Mahoney Wants Quincy College To Consider Joining State System

By SCOTT JACKSON

Quincy College should consider joining the state’s community college system, Councillor Anne Mahoney said.

Mahoney plans to introduce a resolution to that effect when the City Council meets May 3. Three of her colleagues, William Harris, David McCarthy and Charles Phelan Jr., have signed on to cosponsor the resolution.

The resolution, if approved, calls upon the school’s board of governors to meet with state officials to consider alternatives to its current operations, such as merging with Massasoit Community College or operating as a community college in its own right.

Quincy College is currently owned by the city of Quincy and is one of just a handful of municipally owned institutions of higher learning remaining in the country.

The school currently leases space at Presidents Place on Hancock Street.

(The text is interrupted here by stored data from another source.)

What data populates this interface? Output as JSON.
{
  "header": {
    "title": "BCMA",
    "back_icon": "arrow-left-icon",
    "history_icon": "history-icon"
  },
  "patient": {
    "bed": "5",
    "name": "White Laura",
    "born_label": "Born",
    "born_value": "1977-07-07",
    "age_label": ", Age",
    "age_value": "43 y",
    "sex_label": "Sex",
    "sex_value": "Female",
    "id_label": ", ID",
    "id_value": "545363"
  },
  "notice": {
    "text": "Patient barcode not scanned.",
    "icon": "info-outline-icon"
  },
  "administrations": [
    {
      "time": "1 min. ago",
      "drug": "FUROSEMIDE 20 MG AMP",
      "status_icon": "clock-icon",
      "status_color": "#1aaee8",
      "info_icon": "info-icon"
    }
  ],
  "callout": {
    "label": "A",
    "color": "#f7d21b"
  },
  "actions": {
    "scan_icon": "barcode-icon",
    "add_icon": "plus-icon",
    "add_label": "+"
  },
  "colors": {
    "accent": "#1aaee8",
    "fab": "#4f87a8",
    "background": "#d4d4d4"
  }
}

Mayor Thomas Koch has proposed constructing a new 205,000-gross-square-foot building at the site of Munroe Building on Hancock Street to house both the college and the municipal offices now located in the city hall annex building.

Koch is seeking council approval to borrow $23 million as the first step in the project. The funds would include $15 million to acquire the Munroe Building and the parking lot at 1177 Hancock St., $6 million to relocate the tenants of the Munroe Building, and $2 million for consultant services, including an owner’s project manager and architect.

Construction of the new building itself is expected to cost more than $100 million, Joseph Shea, a consultant for the city, told councillors this week. Under the mayor’s proposal, the city would bond the full cost of the project and the college would pay rent to the city equal to its share of the debt service payments.

Anne Mahoney

At Monday’s meeting to consider the initial $23 million bond, Mahoney suggested it might be time for Quincy College to operate independent of the city.

“This may be more appropriately solved if the Quincy College board was to go to the state maybe and ask to be part of the community college plan,” Mahoney said. “The taxpayers are being asked to fund a college…we are the only municipal college and that is a concern of mine.”

Mahoney was not alone in questioning Koch’s proposal during Monday’s meeting.

Ward 3 Councillor Ian Cain asked why the administration would seek to take the Munroe Building for such a purpose, because doing so would remove it from the city’s tax roll and would stop it from being redeveloped by a private entity. He also noted that more and more students are taking classes online, a trend that began even before the pandemic forced many schools to move away from in-person classes at least temporarily.

“If we say no to this building, it is not Quincy College’s demise,” Cain said. “[The question] is how do we reposition Quincy College for its success and that to me would include finding resources that are not necessarily bonded numbers to buy valuable real estate in the downtown on speculation.”

Councillors did not vote on the proposal during Monday’s meeting and the item remains in finance committee. Ward 1 Councillor David McCarthy, the committee’s chairman, said two more meetings on the proposal could be held in the coming weeks.